ゆうきまさみの 『白暮のクロニクル』 の連載 (『ビッグコミックスピリッツ』誌上) が終わった。
あっさりと、しごくひっそりと、でも、たしかな余韻を残して。
説明しにくいお話なんだよね、これって。
舞台は、”吸血鬼”というのがじつは人類の特殊な長命種で、その人たちの存在が社会的に認知され、厚生労働省の保護管理下に入っているというパラレルワールドの現代日本。
バンパイアをモンスターではなく実在の人間としてリアルに描くというのは、モビルスーツの設定を徹底的にリアルにしてパトレイバーを生み出したのと同じ、ゆうきさん一流のやり方。
ストーリーのメインの筋は、その長命人 (作中では「オキナガ」と呼ばれる) がらみの長期にわたる連続殺人の、犯人を追うミステリー。
それに、冤罪問題や、長命人を排斥する法案を作ろうとする保守派の策動がからんで、「差別」と排他主義が通奏低音の社会派ミステリーの趣もある。
私がゆうきさんやあさりよしとおさんといったマンガ家が好きなのは、SFへの嗜好が共通するからだけじゃなくて、短編ではない、一定の長さのある物語をちゃんと終わらせられる人たちだからなんだよね。
『ジャンプ』 系はいうまでもないけど、はっきりいえば”神さま”の手塚さんだって、長編をちゃんと終らせられる作者だとは、必ずしもいえなかった。
でもね、物語ってある意味、ちゃんと終ってナンボ。
『白暮〜』 も、見事に終わった。
意外な「真実」に、ちょっと驚いた (ミステリには多少スれてると自負する私にも、あのオチは読めなかった)。
前のほうの伏線のうちには、回収されてないものも少しはある気がするけど、そして、これから短編のサイドストーリーを書く余地はたっぷり残されているけど、でも、連載マンガとしては、文句ない終わり方だと思う。

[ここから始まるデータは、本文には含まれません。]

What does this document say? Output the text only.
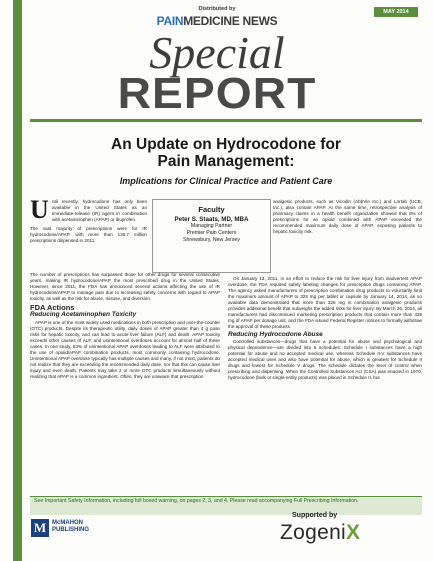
Distributed by
PAINMEDICINE NEWS
MAY 2014
Special
REPORT
An Update on Hydrocodone for
Pain Management:
Implications for Clinical Practice and Patient Care
U ntil recently, hydrocodone has only been available in the United States as an immediate-release (IR) agent in combination with acetaminophen (APAP) or ibuprofen.

The vast majority of prescriptions were for IR hydrocodone/APAP, with more than 136.7 million prescriptions dispensed in 2011.

Faculty
Peter S. Staats, MD, MBA
Managing Partner
Premier Pain Centers
Shrewsbury, New Jersey

The number of prescriptions has surpassed those for other drugs for several consecutive years, making IR hydrocodone/APAP the most prescribed drug in the United States. However, since 2011, the FDA has announced several actions affecting the use of IR hydrocodone/APAP to manage pain due to increasing safety concerns with regard to APAP toxicity, as well as the risk for abuse, misuse, and diversion.

FDA Actions
Reducing Acetaminophen Toxicity

APAP is one of the most widely used medications in both prescription and over-the-counter (OTC) products. Despite its therapeutic utility, daily doses of APAP greater than 4 g pose risks for hepatic toxicity, and can lead to acute liver failure (ALF) and death. APAP toxicity exceeds other causes of ALF, and unintentional overdoses account for almost half of these cases. In one study, 63% of unintentional APAP overdoses leading to ALF were attributed to the use of opioid/APAP combination products, most commonly containing hydrocodone. Unintentional APAP overdose typically has multiple causes and many, if not most, patients do not realize that they are exceeding the recommended daily dose, nor that this can cause liver injury and even death. Patients may take 2 or more OTC products simultaneously without realizing that APAP is a common ingredient. Often, they are unaware that prescription

analgesic products, such as Vicodin (AbbVie Inc.) and Lortab (UCB, Inc.), also contain APAP. At the same time, retrospective analysis of pharmacy claims in a health benefit organization showed that 8% of prescriptions for an opioid combined with APAP exceeded the recommended maximum daily dose of APAP, exposing patients to hepatic toxicity risk.

On January 13, 2011, in an effort to reduce the risk for liver injury from inadvertent APAP overdose, the FDA required safety labeling changes for prescription drugs containing APAP. The agency asked manufacturers of prescription combination drug products to voluntarily limit the maximum amount of APAP to 325 mg per tablet or capsule by January 14, 2014, as no available data demonstrated that more than 325 mg in combination analgesic products provides additional benefit that outweighs the added risks for liver injury. By March 26, 2014, all manufacturers had discontinued marketing prescription products that contain more than 325 mg of APAP per dosage unit, and the FDA issued Federal Register notices to formally withdraw the approval of these products.

Reducing Hydrocodone Abuse

Controlled substances—drugs that have a potential for abuse and psychological and physical dependence—are divided into 5 schedules: Schedule I substances have a high potential for abuse and no accepted medical use, whereas Schedule II-V substances have accepted medical uses and also have potential for abuse, which is greatest for Schedule II drugs and lowest for Schedule V drugs. The schedule dictates the level of control when prescribing and dispensing. When the Controlled Substances Act (CSA) was enacted in 1970, hydrocodone (bulk or single-entity products) was placed in Schedule II, but

See Important Safety Information, including full boxed warning, on pages 2, 3, and 4. Please read accompanying Full Prescribing Information.
M McMAHON
PUBLISHING
Supported by
ZogeniX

最終の数カットは、長命人ってどんな存在なのかを間接的に、でも雄弁に語っていて、ちょっとジンときた。
さあて、これからどうしよう。
私、これ一作だけのために、『スピリッツ』 を毎週買ってたんだよね。
単行本でまとめ読み、という読み方から初心に戻って、少しずつ進行していくお話を、「次はどうなるんだろう」とドキドキハラハラ読む、って経験を、このへんでもう一度しておいた方がいいなと思って。
他の作品にも、2つ3つくらいは目を通してたけど、どれもこの先を読まなくてもぜんぜん平気。
だからもう買わないだろうけど、月曜にこの雑誌を買うって習慣ができていたから、タバコをやめたときと同じで、当分その日には、なんだか手持無沙汰になるだろうなあ。